SplitStream (Castro, 2002) is a Microsoft research project for high-bandwidth streaming using P2P content distribution which is built on top of the overlay network using Pastry 0. The key idea is to stripe the content at the streaming source and distribute these stripes using separate independent multicast trees with disjoint interior nodes. The algorithm of SplitStream is fully distributed and is running on each peer. New peers join the overlay by bootstrapping on already participating peers in the overlay and find their individual position in each multicast tree using the join-operation of the Pastry P2P protocol. This technique builds up and maintains an application level multicast overlay.

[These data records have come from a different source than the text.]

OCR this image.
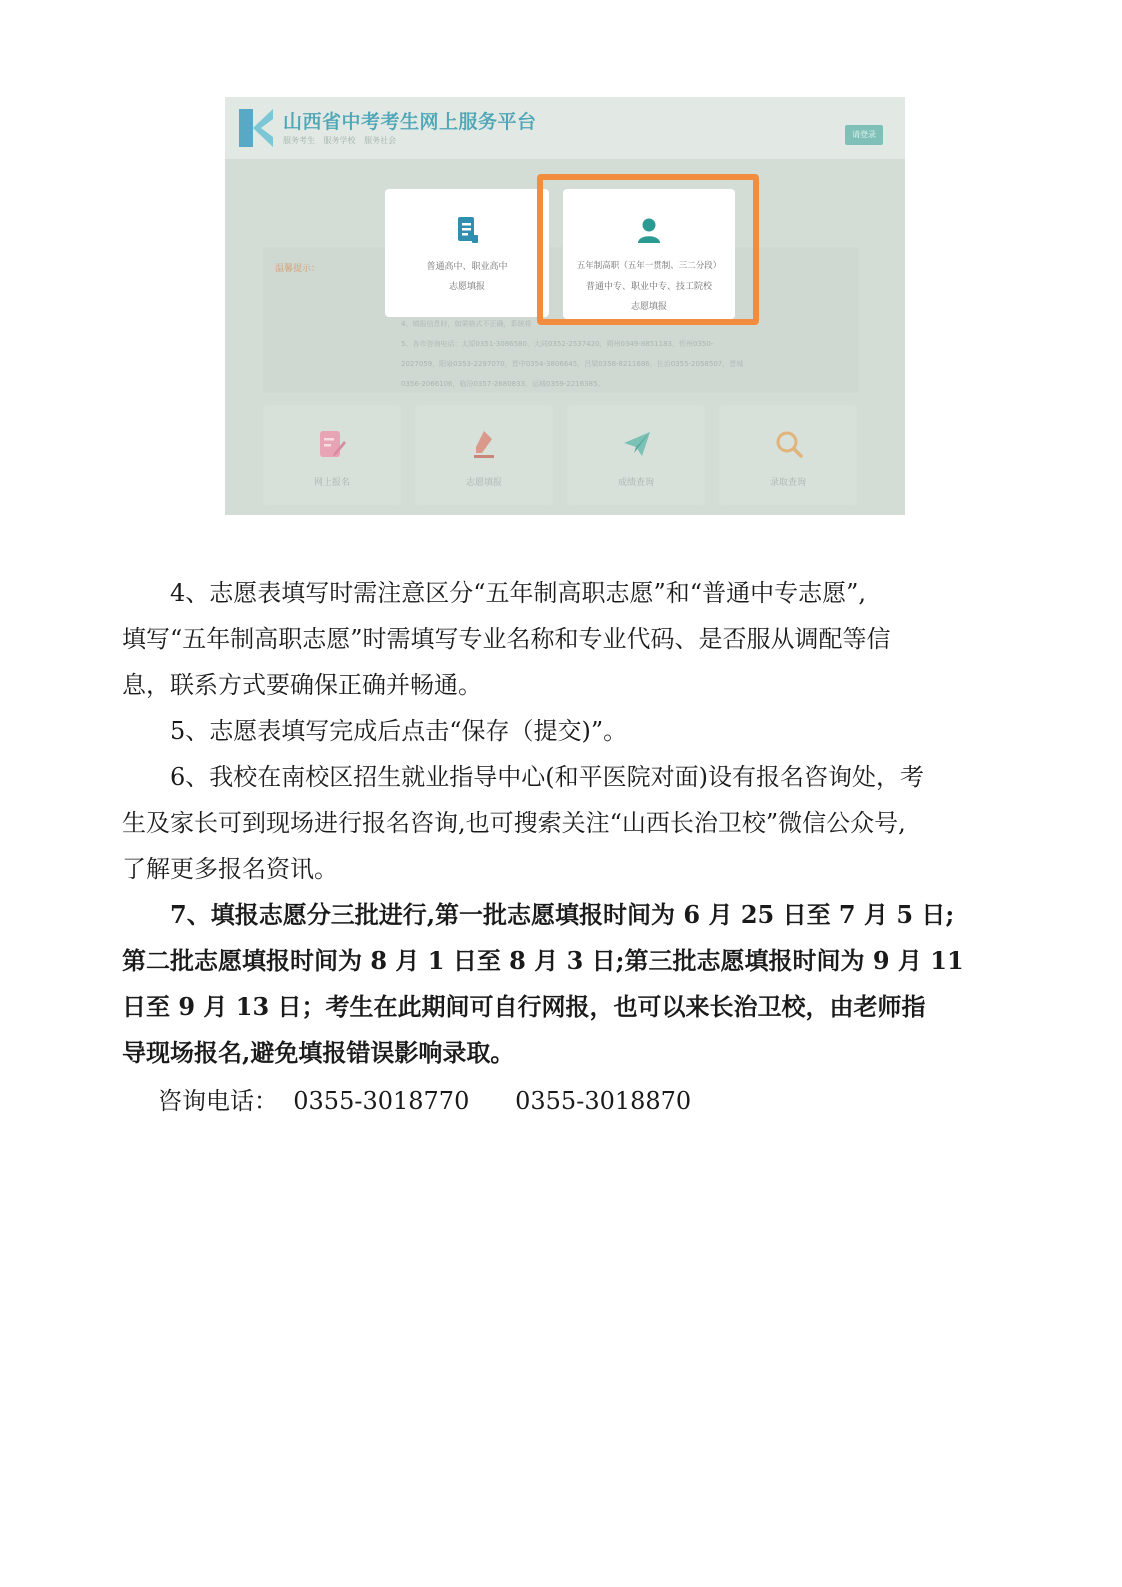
山西省中考考生网上服务平台
服务考生 服务学校 服务社会
请登录
温馨提示：
4、填报信息时，如果格式不正确，系统将
5、各市咨询电话：太原0351-3086580，大同0352-2537420，朔州0349-8851183，忻州0350-
2027059，阳泉0353-2297070，晋中0354-3806645，吕梁0358-8211686，长治0355-2058507，晋城
0356-2066106，临汾0357-2680833，运城0359-2216385。
网上报名	志愿填报	成绩查询	录取查询
普通高中、职业高中
志愿填报
五年制高职（五年一贯制、三二分段）
普通中专、职业中专、技工院校
志愿填报
4、志愿表填写时需注意区分“五年制高职志愿”和“普通中专志愿”,
填写“五年制高职志愿”时需填写专业名称和专业代码、是否服从调配等信
息，联系方式要确保正确并畅通。
5、志愿表填写完成后点击“保存（提交)”。
6、我校在南校区招生就业指导中心(和平医院对面)设有报名咨询处，考
生及家长可到现场进行报名咨询,也可搜索关注“山西长治卫校”微信公众号,
了解更多报名资讯。
7、填报志愿分三批进行,第一批志愿填报时间为 6 月 25 日至 7 月 5 日;
第二批志愿填报时间为 8 月 1 日至 8 月 3 日;第三批志愿填报时间为 9 月 11
日至 9 月 13 日；考生在此期间可自行网报，也可以来长治卫校，由老师指
导现场报名,避免填报错误影响录取。
咨询电话： 0355-3018770 0355-3018870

The P2P IPTV distribution service for IMS-based NGNs Nozzilla (Bikfalvi, 2009) extends the SplitStream protocol by using capabilities of the “always on” NGN residential gateways (RGWs), which enable service providers to install their own client application, giving an appropriate agreement with the transport provider. Nozzilla supports different kinds of QoS levels through coding the stream with multi-description coding (MDC) (Goyal, 2001) and scalable video coding (SVC) (Wiegland, 2007; Kurceren, 2003). Thereby a peer requires at least a base stream in standard quality which can be improved to a higher quality by adding additional other layers. The different layers are used to provide redundancy for the stream.

It uses the NGN resource reservation mechanism to determine whether an RGW can download content (i.e., connect to the service) and upload content (i.e., forward the stream to other peers). Resources (bandwidth, delay, jitter, etc.) are reserved whenever a new downstream or upstream flow is created.